Du reste, ces transferts de propriété n’étaient pas nouveaux. Ainsi en 1609 on notait parmi les propriétaires à Écoche : Me Hugues Pezeau, notaire et commissaire à terrier, Messire Estienne Dessertine, prêtre (curé d’Arcinges ?), Honnête Pierre Dubost bourgeois de Beaujeu, Sieur Claude Chappuis marchand de Villefranche, héritiers de Messire Pierre de Sirvinges, honnête Jacques de Sirvinges bourgeois de Charlieu, Jeanne de la Gressery (de Belleroche ?), Me Jean Patin procureur de Charlieu.

 

Au 18e Me Claude Destre possède ainsi au village Fillon trois grosses maisons à étages dont une en mauvais état, entourées de jardins, un bâtiment indépendant de grange et étable, plusieurs verchères (terres de bonne qualité souvent closes de murets), deux chenevières (culture du chanvre) et au total à Écoche -à Fillon et alentour- des terres, des prés, des bois pour une superficie estimée à cinquante-deux de nos hectares, ce qui est très important à l’époque. Ils se décomposent ainsi : champs cultivés pour 31 ha ; prairies de fauche 4 ha ; pâquiers (pâtures) 1 ha ; bois taillis et friches 16 ha. Comme pour l’ensemble de la paroisse, l’essentiel est destiné à la culture, ce qui suppose l’installation d’au moins un granger à Fillon. Plusieurs parcelles notamment de bois ne sont qu’une partie du bois, partagé en indivision avec d’autres tenanciers, souvent le voisin André Poizat.

 

Claude Destre meurt dans la force de l’âge à 57 ans en 1716 et, si c’est son fils, Antoine-Claude, qui hérite de l’office notarial, car ayant épousé une Boisseau de Saint-Maurice, fille de notaire, petite nièce du curé d’Écoche, alliée aux Le Breton, il semble en revanche que les biens fonciers et immobiliers soient dans un premier temps restés indivis entre les héritiers. Ensuite une bonne partie des biens furent acquis par Henry Vermorel, marchand, fermier du château d’Arcinges. Vermorel était très intéressé par ces propriétés puisqu’il avait épousé la fille de l’autre gros propriétaire du village Fillon le marchand André Poizat. Mais au moment de la Révolution les biens furent de nouveau divisés entre les enfants des filles Vermorel qui pour certains résidaient cette fois sur place, Arcinges perdant après 1793 sa « centralité » seigneuriale.
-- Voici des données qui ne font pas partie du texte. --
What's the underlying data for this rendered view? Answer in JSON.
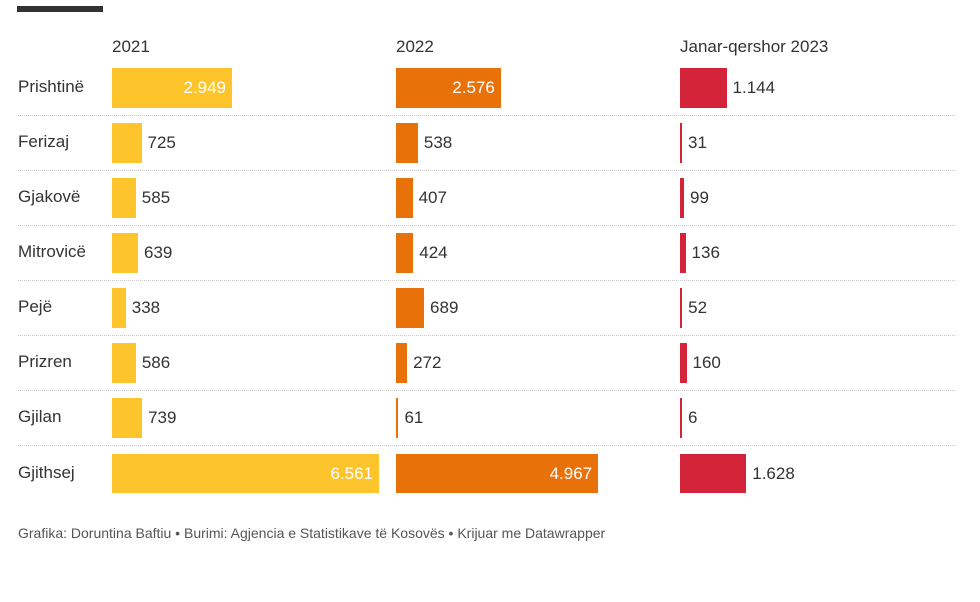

Outre Henri Vermorel, avaient également acquis des biens écochois des héritiers de Claude Destre au cours du 18e : Claude et Philibert Morel de Laval, Pierre Dinet et Jean Perricard de Fonteret, Antoine Brossette (père et grand-père de deux futurs maires), Laurent Ferrand tailleur d’habits d’Arcinges, Adrienne Coillard de Belmont.

 

Alors que Claude Destre avait pu regrouper d’anciennes parcelles à la fin du 17e, à l’inverse à la veille de la Révolution il y a, en apparence, un nouveau morcellement. En apparence seulement car certaines acquisitions furent regroupées avec d’autres biens par les Morel, Perricard ou Brossette. Ces trois familles furent d’ailleurs importantes dans la vie municipale d’Écoche au tournant du siècle : Jean Morel maire en 1790 ; le petit-fils de Perricard, Guillaume Verchère, adjoint jusqu’en 1812 ; le fils puis le petit-fils Brossette, maires à plusieurs reprises jusqu’en 1848.